Faux clash Mélenchon Ruffin : pas de quartier pour l’instrumentalisation
Par Abdel Yassine et Ulysse Rabaté
Club Mediapart, 14.09.24
Dans sa volonté de se distinguer de Jean-Luc Mélenchon et mettre grossièrement en scène un « duel » hypothétique pour le leadership à gauche, François Ruffin mobilise une continuité dangereuse entre quartiers populaires et communautarisme.
Dans sa volonté de se distinguer de Jean-Luc Mélenchon et mettre grossièrement en scène un « duel » hypothétique pour le leadership à gauche, François Ruffin mobilise une continuité dangereuse entre quartiers populaires et communautarisme. Le « désaccord électoral et moral » avec la France Insoumise résiderait dans une stratégie politique trop dirigée vers les habitants des quartiers, eux-mêmes ciblés par l’argument du dit communautarisme.
Dans cette énième dispute sur le dos des quartiers populaires une nouvelle fois ces derniers « sont parlés bien plus qu’ils ne parlent », comme le disait bien Pierre Bourdieu : tantôt trésor électoral, tantôt danger pour la France « en entier », les quartiers sont totalement essentialisés et renvoyés au registre instrumental.
A ce titre, le constat d’une centralité des quartiers dans le paysage politique français, que nous avons développé ailleurs, se confirme. Jusqu’à la construction de « faux clash » pour se remonétiser, comme le font les rappeurs en mal de notoriété.
La « sortie » de François Ruffin est un naufrage sur le fond parce qu’elle sous-entend qu’il suffit grosso modo d’appuyer sur un bouton émotionnel Palestine pour activer électoralement un-e arabe (on exagère à peine) mais elle est aussi terrible pour le processus de discussion qu’elle ouvre ou plutôt qu’elle ré-ouvre : encore et toujours, les quartiers et leurs habitants sont cyniquement utilisés par les acteurs du champ politique pour créer du conflit, marquer des différences (« morales »)…mais des différences qui ne les concernent qu’eux.
Ce renvoi systématique au registre du « problème » est une habitude pour les habitants des quartiers. Ici, c’est tout l’imaginaire colonial de la « zone de non-droit » et du « séparatisme » qui ressurgit, alors même que ce sont les territoires qui ont porté le plus activement la stratégie du « Front Républicain », sauvant peut-être la France d’un gouvernement d’extrême-droite.
Peut-on dire pour autant que les quartiers sont acquis à la gauche ?
Non. Et d’aucuns auraient tort de penser que la mobilisation « défensive » contre l’extrême-droite au mois de juillet, ou encore le bon accueil des candidat-e-s du NFP dans certains quartiers, signifient une adhésion sans retenue à un programme ou une incarnation politique.
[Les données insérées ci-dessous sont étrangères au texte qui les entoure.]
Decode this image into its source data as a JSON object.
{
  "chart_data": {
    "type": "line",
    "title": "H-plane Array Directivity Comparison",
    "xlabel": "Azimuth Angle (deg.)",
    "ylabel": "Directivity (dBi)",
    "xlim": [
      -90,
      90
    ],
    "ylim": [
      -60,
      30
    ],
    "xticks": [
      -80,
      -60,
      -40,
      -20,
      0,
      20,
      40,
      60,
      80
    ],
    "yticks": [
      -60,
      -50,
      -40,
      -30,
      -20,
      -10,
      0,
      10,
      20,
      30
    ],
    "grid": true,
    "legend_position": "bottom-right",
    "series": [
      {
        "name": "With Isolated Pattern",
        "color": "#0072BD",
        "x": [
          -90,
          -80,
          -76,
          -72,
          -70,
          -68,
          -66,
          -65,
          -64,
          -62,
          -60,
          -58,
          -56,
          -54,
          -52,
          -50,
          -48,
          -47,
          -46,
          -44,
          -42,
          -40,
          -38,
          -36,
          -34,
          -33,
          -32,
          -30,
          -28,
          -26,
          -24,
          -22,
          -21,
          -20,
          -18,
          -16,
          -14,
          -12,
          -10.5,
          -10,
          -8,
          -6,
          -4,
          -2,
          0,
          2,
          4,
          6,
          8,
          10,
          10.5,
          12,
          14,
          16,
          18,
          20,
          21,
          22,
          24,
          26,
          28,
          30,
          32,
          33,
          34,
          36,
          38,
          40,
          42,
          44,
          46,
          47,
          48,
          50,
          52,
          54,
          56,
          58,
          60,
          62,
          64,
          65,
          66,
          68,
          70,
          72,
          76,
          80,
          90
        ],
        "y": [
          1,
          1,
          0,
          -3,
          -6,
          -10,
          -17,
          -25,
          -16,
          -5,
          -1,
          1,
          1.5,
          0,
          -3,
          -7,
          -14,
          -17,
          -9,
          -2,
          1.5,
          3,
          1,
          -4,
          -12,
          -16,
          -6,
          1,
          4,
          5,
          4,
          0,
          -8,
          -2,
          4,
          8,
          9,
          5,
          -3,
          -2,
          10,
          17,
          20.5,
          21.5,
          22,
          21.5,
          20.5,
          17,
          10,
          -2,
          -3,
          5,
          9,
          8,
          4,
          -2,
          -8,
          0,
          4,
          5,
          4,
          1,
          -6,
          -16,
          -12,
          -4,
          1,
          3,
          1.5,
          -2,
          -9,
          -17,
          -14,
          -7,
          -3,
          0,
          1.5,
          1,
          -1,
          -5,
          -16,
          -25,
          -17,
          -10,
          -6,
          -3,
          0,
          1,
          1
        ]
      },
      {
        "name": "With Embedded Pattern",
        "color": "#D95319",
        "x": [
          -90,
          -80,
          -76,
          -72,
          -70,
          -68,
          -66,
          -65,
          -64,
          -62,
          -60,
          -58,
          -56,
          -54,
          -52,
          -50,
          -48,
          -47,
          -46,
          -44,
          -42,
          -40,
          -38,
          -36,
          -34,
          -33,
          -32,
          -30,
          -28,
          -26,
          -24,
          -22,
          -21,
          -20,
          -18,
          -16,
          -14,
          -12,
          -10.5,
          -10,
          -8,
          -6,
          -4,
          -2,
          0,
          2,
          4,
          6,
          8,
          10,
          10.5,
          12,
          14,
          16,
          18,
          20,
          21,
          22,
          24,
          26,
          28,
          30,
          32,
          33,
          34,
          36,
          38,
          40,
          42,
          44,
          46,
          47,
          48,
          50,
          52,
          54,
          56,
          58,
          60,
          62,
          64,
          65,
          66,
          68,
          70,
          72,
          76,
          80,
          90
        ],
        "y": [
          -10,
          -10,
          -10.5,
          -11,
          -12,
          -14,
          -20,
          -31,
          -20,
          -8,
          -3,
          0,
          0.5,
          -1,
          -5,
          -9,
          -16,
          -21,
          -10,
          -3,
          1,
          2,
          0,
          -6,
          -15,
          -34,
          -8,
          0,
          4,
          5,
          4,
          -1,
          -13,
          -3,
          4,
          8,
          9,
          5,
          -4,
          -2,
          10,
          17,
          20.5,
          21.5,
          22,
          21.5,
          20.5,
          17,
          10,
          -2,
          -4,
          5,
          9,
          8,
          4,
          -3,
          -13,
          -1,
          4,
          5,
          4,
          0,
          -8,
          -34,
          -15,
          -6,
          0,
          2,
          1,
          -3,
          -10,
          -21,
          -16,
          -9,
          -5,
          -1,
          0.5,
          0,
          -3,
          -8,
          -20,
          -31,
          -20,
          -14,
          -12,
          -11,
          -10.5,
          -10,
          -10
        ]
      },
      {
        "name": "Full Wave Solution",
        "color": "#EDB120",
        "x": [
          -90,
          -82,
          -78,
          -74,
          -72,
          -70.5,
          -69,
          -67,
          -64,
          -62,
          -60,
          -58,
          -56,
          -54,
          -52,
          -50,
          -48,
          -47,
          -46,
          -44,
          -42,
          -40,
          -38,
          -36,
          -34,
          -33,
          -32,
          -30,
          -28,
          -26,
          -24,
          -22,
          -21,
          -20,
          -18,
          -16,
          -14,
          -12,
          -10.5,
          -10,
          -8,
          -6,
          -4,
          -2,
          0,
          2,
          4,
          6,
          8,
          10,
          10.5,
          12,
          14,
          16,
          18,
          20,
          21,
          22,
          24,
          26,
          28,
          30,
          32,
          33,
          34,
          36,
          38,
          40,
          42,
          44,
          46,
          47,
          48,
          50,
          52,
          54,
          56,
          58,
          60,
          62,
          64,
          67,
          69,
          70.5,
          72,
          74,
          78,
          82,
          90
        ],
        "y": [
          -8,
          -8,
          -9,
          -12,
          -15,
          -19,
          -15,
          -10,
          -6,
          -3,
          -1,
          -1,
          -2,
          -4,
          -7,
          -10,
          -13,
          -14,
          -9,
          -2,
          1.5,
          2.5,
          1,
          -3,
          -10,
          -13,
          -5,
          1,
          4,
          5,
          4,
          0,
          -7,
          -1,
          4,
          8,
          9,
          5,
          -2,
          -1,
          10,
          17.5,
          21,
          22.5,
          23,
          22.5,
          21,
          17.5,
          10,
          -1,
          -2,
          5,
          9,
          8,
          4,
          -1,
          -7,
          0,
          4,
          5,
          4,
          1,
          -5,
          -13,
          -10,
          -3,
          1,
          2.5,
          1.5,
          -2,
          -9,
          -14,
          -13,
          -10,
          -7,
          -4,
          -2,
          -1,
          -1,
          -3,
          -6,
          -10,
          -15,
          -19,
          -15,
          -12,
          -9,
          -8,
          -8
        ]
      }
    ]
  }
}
La fausse idée de « quartiers acquis » (autre piège absurde dans lequel tombe F. Ruffin, mais pas seulement lui) marque une certaine lecture des relations entre la gauche et les quartiers, marquée par l’obsession du « rendez-vous », manqué ou réussi. Cette perspective du coup-par-coup masque toute vision historique en profondeur des mobilisations issues des quartiers populaires et de leurs interactions avec le corps politique. Elle voit alternativement des divorces et des lunes de miel, là où il faudrait voir des « révolutions avortées » ou des alliances conjoncturelles. Les séquences politiques de 2022 puis de 2024, comme tant d’autres de l’histoire politique récente, ont été symptomatiques de cette modalité.
Il s’agit ici encore de sortir d’une vision descendante et instrumentale (« Nous avons réussi à les mobiliser ») et mesurer que ce qu’il s’est passé aux élections législatives est davantage l’activation pragmatique d’une force politique « déjà-là » dans les quartiers, et qui bien souvent n’attend pas la politique institutionnelle pour s’organiser et agir dans la sphère publique. Cette « présence » faisait déjà office de barrage aux idées d’extrême-droite, avant-même de se transformer en vote. Voilà un capital politique indiscutable, qui s’oppose nécessairement à toute vision réductrice qui n’y verrait qu’un capital électoral.
1. Rabaté, Ulysse, Streetologie. Savoirs de la rue et culture politique, Editions du commun, 2024.